Pese a esto, me pareció algo muy positivo el encontrarme con que en nuestro país, a diferencia de lo que pude percibir en otros lugares, hay una cierta naturalidad frente a la diversidad particular que nos constituye. Debajo de varias capas de violencia, pude encontrar algunos elementos que me permitieron creer que en nuestro país, el proceso de construcción de nuestra identidad es algo único.

Me refiero a que las diferentes identidades que aparecen representadas en la diversidad de nuestros rasgos, son entendidas de forma normal en la cotidianidad, pese a que desde afuera, el mundo nos pasa proponiendo una división estricta entre blancos, negros, indios, asiáticos y así sucesivamente sin dejar mucha posibilidad a pensar en un hombre nuevo, un hombre que ya no puede ser definido en esos términos.
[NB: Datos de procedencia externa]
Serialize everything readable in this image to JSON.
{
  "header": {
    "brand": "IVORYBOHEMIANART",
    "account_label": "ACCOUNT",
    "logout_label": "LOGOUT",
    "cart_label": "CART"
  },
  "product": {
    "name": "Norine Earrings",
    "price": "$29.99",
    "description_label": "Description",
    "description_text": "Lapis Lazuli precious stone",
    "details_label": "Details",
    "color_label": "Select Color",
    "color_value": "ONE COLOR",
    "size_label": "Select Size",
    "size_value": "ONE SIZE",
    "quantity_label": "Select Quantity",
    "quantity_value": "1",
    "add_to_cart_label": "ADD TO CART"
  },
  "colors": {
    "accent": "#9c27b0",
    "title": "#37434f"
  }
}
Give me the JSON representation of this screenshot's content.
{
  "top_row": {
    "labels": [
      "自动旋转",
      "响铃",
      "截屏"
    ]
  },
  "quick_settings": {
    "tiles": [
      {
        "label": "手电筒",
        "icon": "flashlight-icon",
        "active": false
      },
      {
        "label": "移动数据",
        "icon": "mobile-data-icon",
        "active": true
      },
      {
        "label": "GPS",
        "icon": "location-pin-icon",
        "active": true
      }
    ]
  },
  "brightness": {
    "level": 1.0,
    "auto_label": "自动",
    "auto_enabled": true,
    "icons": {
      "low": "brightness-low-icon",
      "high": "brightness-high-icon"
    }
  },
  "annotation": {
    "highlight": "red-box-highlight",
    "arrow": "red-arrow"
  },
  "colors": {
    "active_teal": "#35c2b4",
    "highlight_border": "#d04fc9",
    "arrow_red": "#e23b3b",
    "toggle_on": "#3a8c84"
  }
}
Esto me llevó a pensar que el hombre nuevo latinoamericano del que escuchaba hablar a los mayores en sus conversaciones ideológicas y políticas cuando era un muchacho, no tenía que ver con la llegada de una u otra ideología, sino que era algo que ya estaba sucediendo en nuestros cuerpos.

Así, pude entender que no necesitaba buscar mi identidad en una pertenencia al imaginario del hombre blanco, ni al del indio, al del negro o al del asiático. Empecé a entender la posibilidad de acercar mi identidad y también mi propia apreciación de mi belleza (una parte del autoestima tiene un componente físico) con la idea de lo americano y en forma particular con aquella de lo ecuatoriano.

Me reconocí, cerca de mis treinta años, finalmente como un hombre ecuatoriano.

Sin embargo, esto es algo que aún no está difundido ampliamente y que trae consigo algunos problemas filosóficos. Yo no creo que tenemos un problema de identidad. Creo que la estamos construyendo.

Y la identidad, como la ropa, te puede ayudar a verte mejor, pero tienes que usar la talla adecuada para tu cuerpo.